Blog - Step Change - Strategy, Leadership, Digital, Creativity

Sustaining Change: Keeping the Motivational Fire Alive

Written by Step Change | September 21, 2017

If motivation were a fire, your goals would be the kindling and your driving factor would be the fuelwood that keeps it burning. Too often, people let fear be the driver to their success. Too often, the flame dwindles and exhausts itself. Fear is unsustainable as it is unreliable. In this video, Ashton Bishop, our CEO, shares how detrimental fear can be when using it as a source of motivation to succeed.

This is the second video in a five-part series on Sustaining Change, which he presented to ACN’s National Nursing Forum. It reveals how important it is to find a sustainable source of motivation to avoid burning out.

 

View the first video of the series here: 

Episode 1: Introduction to Sustaining Change: The Initial Driver

Episode 2: You are here.

Episode 3: Sustaining Change: The Fluidity of Success

Episode 4: Sustaining Change: How Purpose Influences Happiness 

Episode 5: Sustaining Change: 5 Steps to a Fulfilled Life  

  

The text that follows is a transcript of the video:

It all changed when I met this guy, a guy called Dave Trott, an absolute genius, and he says, “Be authentic about your inauthenticities.”

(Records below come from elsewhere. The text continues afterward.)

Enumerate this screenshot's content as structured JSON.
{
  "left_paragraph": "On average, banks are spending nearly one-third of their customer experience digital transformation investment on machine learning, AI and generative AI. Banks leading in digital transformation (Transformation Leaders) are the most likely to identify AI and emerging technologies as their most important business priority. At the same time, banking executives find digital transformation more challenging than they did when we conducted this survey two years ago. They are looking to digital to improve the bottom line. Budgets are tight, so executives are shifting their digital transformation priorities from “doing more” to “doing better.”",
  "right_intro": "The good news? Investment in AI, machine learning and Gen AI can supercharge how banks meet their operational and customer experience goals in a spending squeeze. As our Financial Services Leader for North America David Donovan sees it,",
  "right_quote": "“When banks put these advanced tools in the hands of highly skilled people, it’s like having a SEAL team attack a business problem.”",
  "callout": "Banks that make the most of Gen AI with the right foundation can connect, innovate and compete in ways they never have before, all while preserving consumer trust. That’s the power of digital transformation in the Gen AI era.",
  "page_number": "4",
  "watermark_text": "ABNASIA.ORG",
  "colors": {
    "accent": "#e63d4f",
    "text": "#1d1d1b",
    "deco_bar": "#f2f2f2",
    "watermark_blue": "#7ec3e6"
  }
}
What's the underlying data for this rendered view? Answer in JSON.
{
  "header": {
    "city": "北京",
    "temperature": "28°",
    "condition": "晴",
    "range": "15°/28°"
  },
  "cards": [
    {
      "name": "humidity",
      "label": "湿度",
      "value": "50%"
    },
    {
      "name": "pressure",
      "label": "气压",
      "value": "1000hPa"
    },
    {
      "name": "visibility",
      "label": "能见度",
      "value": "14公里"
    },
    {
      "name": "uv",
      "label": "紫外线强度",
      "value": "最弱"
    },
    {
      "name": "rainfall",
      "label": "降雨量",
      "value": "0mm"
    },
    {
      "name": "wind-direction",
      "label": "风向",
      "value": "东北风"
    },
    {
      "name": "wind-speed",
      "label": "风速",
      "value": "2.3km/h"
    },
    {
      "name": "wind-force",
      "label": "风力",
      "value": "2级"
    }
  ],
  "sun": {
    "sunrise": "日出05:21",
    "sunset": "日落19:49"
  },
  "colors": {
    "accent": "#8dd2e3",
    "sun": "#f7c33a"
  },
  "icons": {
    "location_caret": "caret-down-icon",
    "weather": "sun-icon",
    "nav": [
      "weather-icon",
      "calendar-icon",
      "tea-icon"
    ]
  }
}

When I heard that, it took a while for it to land. What I got is that where I was coming from was still being driven by fear. I was getting results, but I was forcing my way there. It was taking energy. It was causing friction.

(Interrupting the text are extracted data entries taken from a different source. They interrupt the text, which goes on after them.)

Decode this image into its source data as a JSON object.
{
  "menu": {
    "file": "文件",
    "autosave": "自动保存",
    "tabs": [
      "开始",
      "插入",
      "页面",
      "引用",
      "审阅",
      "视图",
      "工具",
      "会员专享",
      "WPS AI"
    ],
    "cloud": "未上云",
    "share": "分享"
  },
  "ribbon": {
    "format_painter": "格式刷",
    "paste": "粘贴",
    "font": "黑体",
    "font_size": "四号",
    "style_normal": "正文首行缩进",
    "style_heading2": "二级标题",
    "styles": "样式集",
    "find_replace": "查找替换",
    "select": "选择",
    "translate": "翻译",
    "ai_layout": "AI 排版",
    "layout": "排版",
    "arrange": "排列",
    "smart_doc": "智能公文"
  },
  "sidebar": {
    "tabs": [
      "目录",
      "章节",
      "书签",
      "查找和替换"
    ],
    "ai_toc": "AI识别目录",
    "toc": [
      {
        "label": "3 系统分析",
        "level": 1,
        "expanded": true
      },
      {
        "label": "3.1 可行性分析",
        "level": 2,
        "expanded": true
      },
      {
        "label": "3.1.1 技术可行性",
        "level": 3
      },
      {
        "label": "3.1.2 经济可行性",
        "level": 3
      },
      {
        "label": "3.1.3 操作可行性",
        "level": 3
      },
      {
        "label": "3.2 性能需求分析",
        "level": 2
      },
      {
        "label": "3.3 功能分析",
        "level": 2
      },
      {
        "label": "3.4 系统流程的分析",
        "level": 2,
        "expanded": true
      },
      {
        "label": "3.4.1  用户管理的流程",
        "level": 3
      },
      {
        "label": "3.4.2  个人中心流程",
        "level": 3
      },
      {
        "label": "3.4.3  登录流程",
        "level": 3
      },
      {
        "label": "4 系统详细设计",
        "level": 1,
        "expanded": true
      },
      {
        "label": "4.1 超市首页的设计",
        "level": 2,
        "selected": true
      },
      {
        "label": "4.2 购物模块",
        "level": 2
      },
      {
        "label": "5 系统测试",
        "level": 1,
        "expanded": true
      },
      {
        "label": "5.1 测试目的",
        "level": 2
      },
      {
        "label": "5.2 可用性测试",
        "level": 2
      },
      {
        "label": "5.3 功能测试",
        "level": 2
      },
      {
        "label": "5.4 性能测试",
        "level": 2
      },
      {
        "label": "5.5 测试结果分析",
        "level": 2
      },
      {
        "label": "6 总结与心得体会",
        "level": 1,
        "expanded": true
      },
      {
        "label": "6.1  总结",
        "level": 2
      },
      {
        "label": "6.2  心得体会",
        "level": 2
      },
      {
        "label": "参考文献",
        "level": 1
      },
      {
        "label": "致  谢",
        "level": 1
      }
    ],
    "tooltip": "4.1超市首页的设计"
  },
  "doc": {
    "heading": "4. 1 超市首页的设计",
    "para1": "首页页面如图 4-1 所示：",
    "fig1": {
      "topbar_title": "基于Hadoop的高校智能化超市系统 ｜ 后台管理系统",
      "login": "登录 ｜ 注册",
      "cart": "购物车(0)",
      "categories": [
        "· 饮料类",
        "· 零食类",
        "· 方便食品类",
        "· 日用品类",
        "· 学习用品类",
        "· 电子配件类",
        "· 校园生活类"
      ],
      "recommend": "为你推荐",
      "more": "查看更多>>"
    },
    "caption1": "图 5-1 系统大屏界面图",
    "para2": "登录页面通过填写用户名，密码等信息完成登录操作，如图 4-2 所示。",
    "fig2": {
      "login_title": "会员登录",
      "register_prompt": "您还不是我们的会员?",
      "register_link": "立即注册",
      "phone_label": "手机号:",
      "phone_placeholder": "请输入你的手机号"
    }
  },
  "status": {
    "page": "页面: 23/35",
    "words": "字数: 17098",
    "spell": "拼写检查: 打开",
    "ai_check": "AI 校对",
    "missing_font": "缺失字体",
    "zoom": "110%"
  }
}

When I look back the expense list and what it did cost me, it cost me a cavalcade of broken relationships in my personal life and in my work life. It meant that each one of those ‘achievements’ that I put in an achievement box actually left me hollow and unfulfilled.

When I looked at my ability to sustain the change I wanted, 23 courses of antibiotics in a single year and landing in a hospital twice with pneumonia tell the story of an immune system that was shot. I was running on adrenaline, and the cost of that force was having a huge toll on me. There needed to be a better way of approaching things where I can get results but sustain the effort required.